CSC 4601/5601 Theory of Machine Learning: Lab: Analytical and Numerical Differentiation

Learning Outcomes

Overview

The previous lab focused on exploring cost functions and plotting the error over a given parameter space. We decided that the “solution” for our parameters is a set of parameters that produce the lowest error between our model and the data that we are given. While we used grid search in the previous lab to find these solutions, it should be obvious that grid search itself is a very costly approach. Because of this, we need to find other approaches that make more efficient use of our resources – enter the derivative.

The derivative is a tool that shows how a function is changing. Instead of searching all points over a grid, it would be much more helpful if we had a guide. A guide could tell us “Hey listen! I think the value (error) of our function is decreasing if we head over that way!” The derivative is our guide.

After completing the required calculus classes, you hopefully have a general knowledge of the methods and formula for integrating functions and solving for their derivatives. This course (and specifically the next few labs) will have you applying this knowledge to relevant problems and have you using those tools to do some meaningful work. While your classes probably covered analytical solutions or finding a solution for the derivative that takes an exact form, we can’t always rely on having an analytical solution to the functions that we are investigating. This is one reason that we might want to rely on numerical methods for solving the derivatives of a function.

Let’s use a trivial function as an example. If we have the following function,

\[f(x)=x^2+e^x\]

Plot of f(x) from -5 to 5

we can appreciate that this function is $dependent$ on x. To explore this function, we can control x and see how the function responds. In this case we can sweep x over the range 5 ≥ x ≥ -5.
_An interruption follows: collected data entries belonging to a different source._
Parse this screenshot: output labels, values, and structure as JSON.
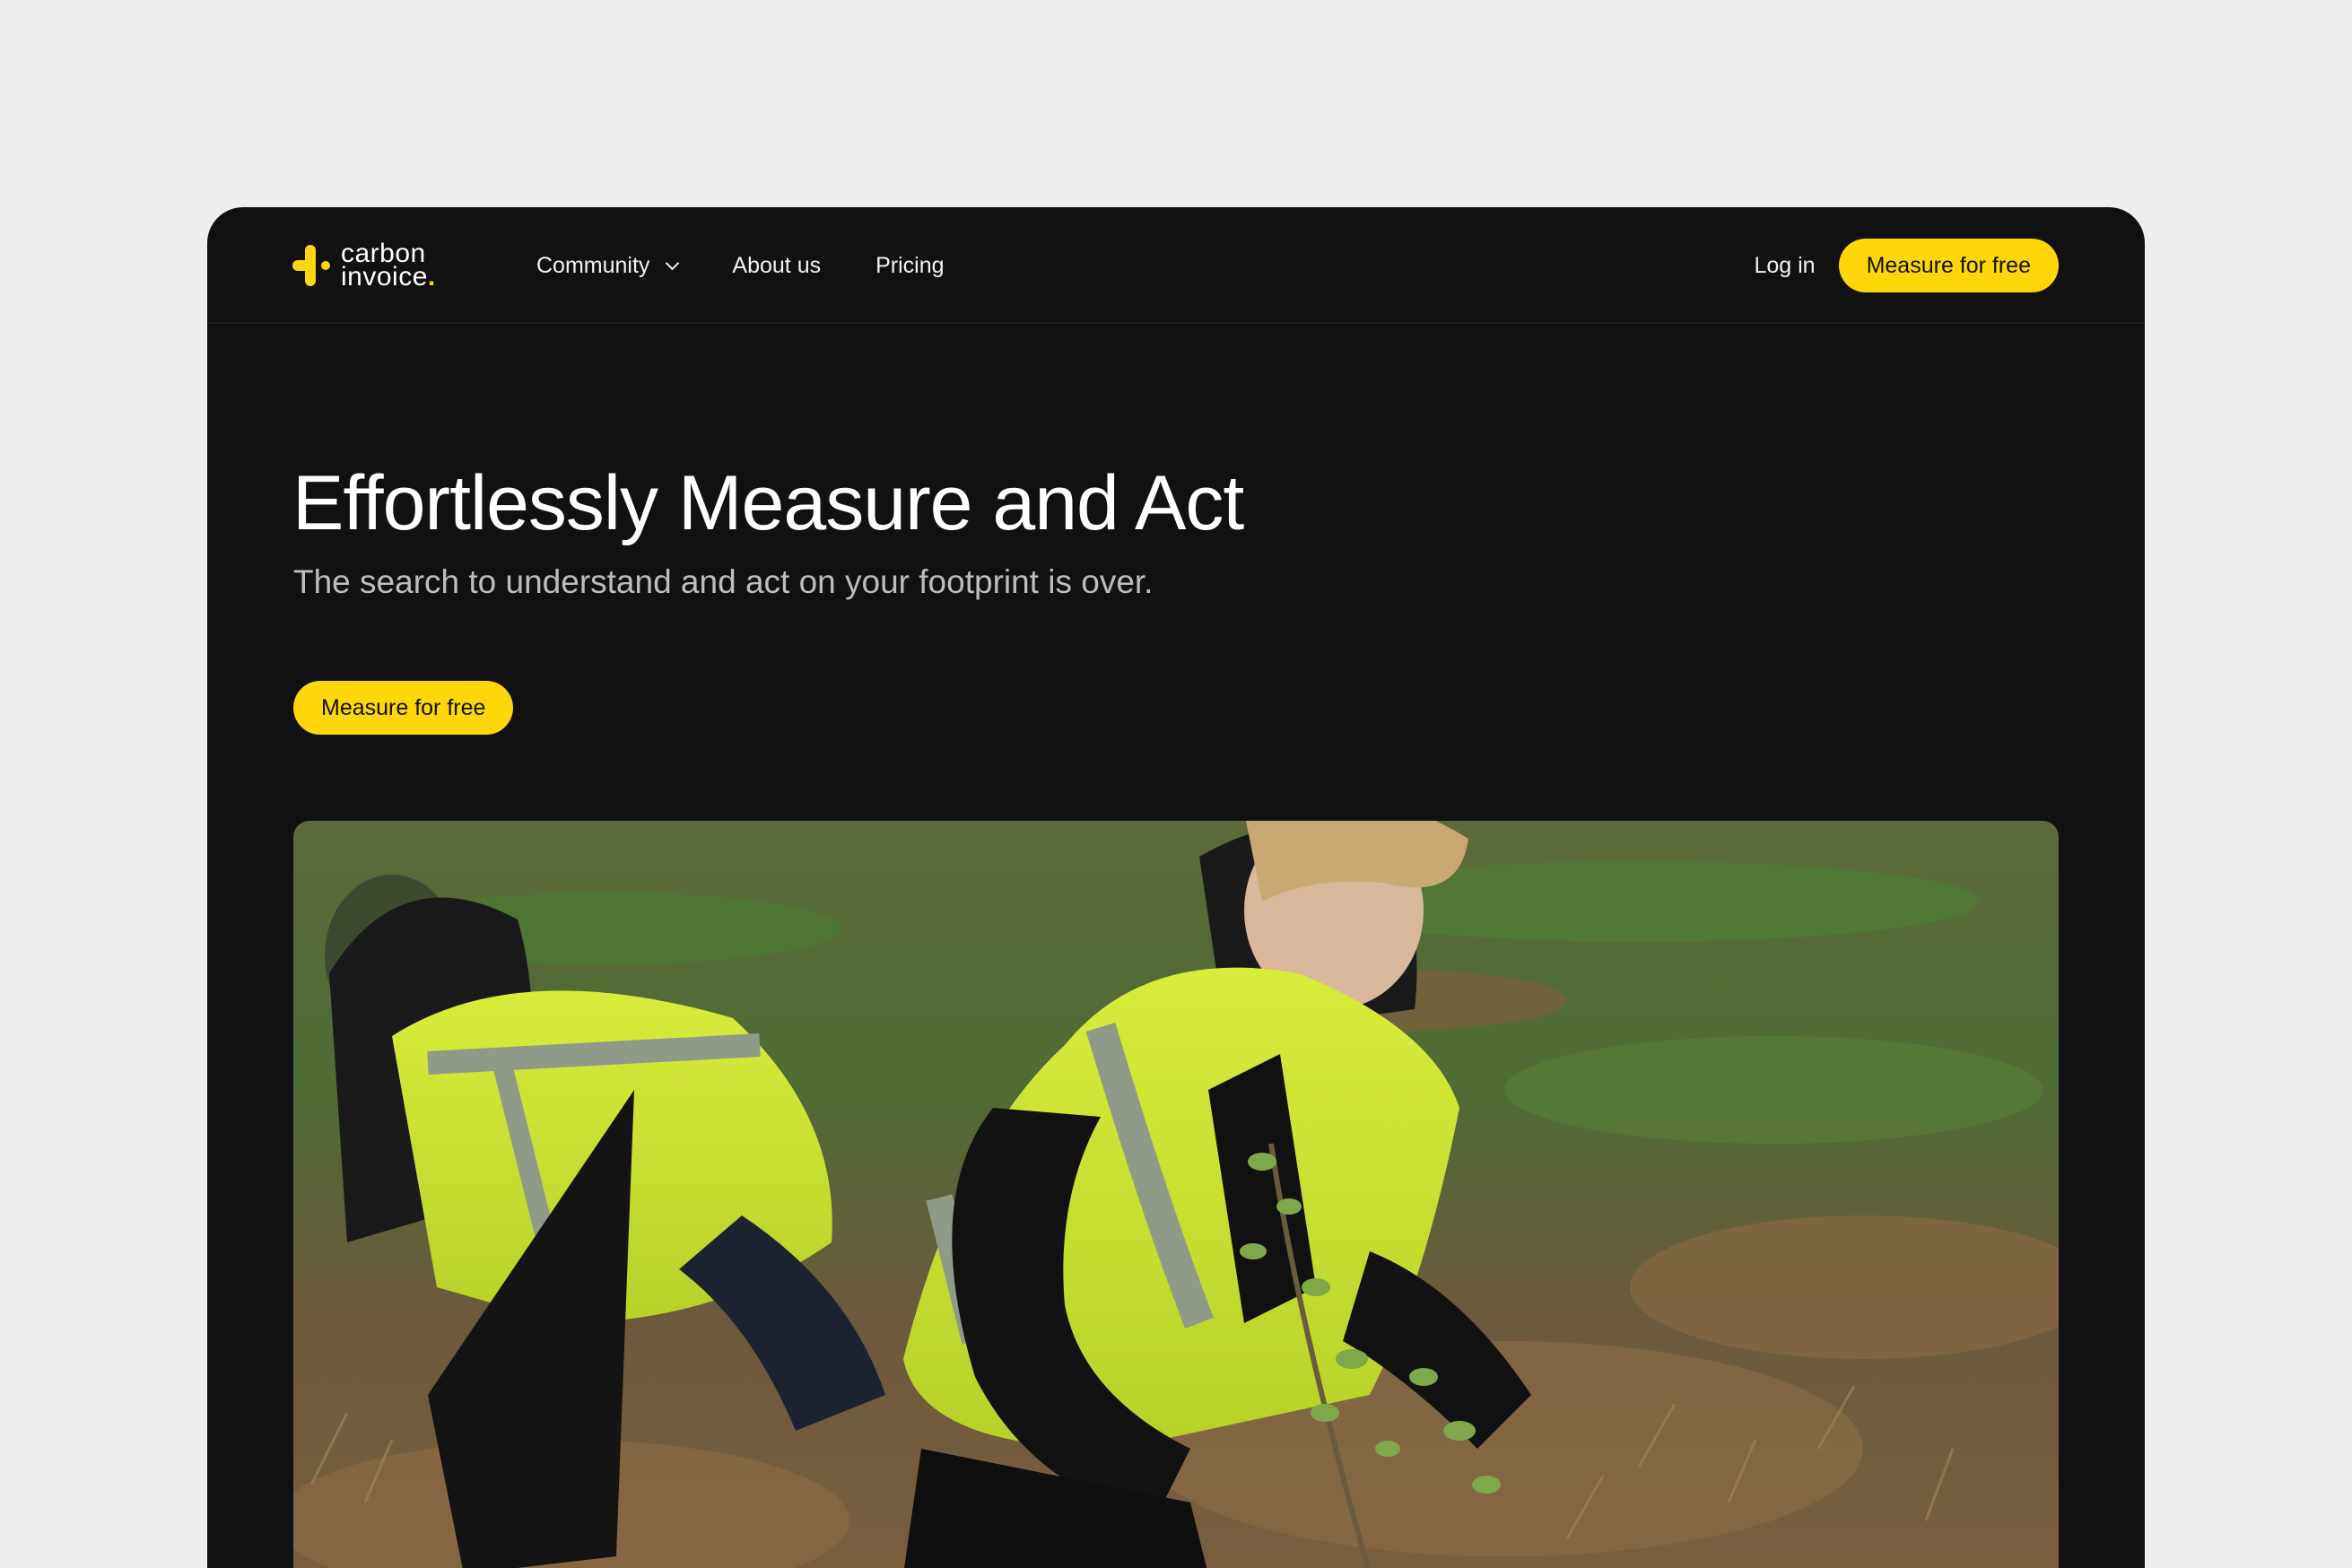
{
  "brand": {
    "line1": "carbon",
    "line2": "invoice",
    "dot": ".",
    "accent_color": "#ffd60a"
  },
  "nav": {
    "items": [
      {
        "label": "Community",
        "has_dropdown": true,
        "icon": "chevron-down-icon"
      },
      {
        "label": "About us"
      },
      {
        "label": "Pricing"
      }
    ],
    "login_label": "Log in",
    "cta_label": "Measure for free"
  },
  "hero": {
    "title": "Effortlessly Measure and Act",
    "subtitle": "The search to understand and act on your footprint is over.",
    "cta_label": "Measure for free",
    "image_description_icon": "photo-tree-planting"
  },
  "colors": {
    "page_background": "#eeeeee",
    "frame_background": "#111111",
    "button_yellow": "#ffd60a",
    "text_primary": "#ffffff",
    "text_secondary": "#bdbdbd"
  }
}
We can then use our calculus toolbox to solve for exact form of the first derivative and subsequently plot the derivative using the same range of x values while solving for f’(x).

\[f'(x)=2x+e^x\]

Plot of f'(x) from -5 to 5

This lab will explore some interesting properties of the first derivative that we can leverage for our own goals.

While these are analytical solutions, we want to build out methods for solving these problems $numerically$. You can use the following formula to find an approximation of the first derivative without having to find an analytical solution (like we did above). All you need to this are values of the function (f(x) and f(x+h)) at two points (x and x+h). We can approximate the first derivative with a numerical solution using the following formula:

\[f'(x)≈\frac{f(x+h)-f(x)}{h}\]

Plot of f'(x) approximation from f(x) and f(x+h)

Here you should appreciate that f(x) refers to a function that is dependent on the x variable. The h (sometimes also represented as Δ) is a constant that we can specify that relates to our resolution, or $step size$. Take a moment to build a little intuition about what this approximation is doing. Specifically consider what the numerator and denominator each represent. Hint: What does a derivative evaluated at a single point tell you about the function?

Instructions

This lab begins with two experiments in your jupyter notebook to help build some intuition and experience with derivatives. In experiment 3, you will be packaging what you learned into a new python class and then revisiting the gaussian distribution. This means you will want your cost function and gaussdist.csv dataset from the previous lab.

Jupyter Notebook – Running experiments

Create a Jupyter notebook named lastname_lab10. For you introduction, make sure to include information about analytical and numerical derivatives. The notebook should have a title, your name, and an introduction. You will be running the following experiments in the notebook.

Each of the following steps should be performed in individual cells in your jupyter notebook.

Experiment 1: Analytical vs. Numerical Differentiation

In experiment 1 you will be comparing analytical solutions to a numerical approximation. The introduction gave you a numerical method for approximating the derivative. You will implement this method on the given function and investigate the role that constant h plays in the approximation.

Cubic Model: $f(x) = x^3-3x^2-144x+432$

  1. Use a markdown cell in your notebook and solve (analytically) for the exact form of the derivative: f’(x).
  2. In the notebook, plot the function, f(x), within the bounds of -12 ≤ x ≤ 15 with a step size of 0.01. In the same plot, graph f’(x) over the same range using the analytical solution that you found. Observe the shape and values of each function.
  3. Using the numerical method given above you are now going to estimate the derivative of this function. Make a plot for each of the h values listed below. For each plot, graph a line plot of analytical derivative solved in 2. Then in each figure, overlay the numerical approximation of the derivative using a scatter plot.
    • h = 0.01
    • h = 0.1
    • h = 1
    • h = 2 To best visualize this, slice the approximated derivative vectors when making the scatter plot.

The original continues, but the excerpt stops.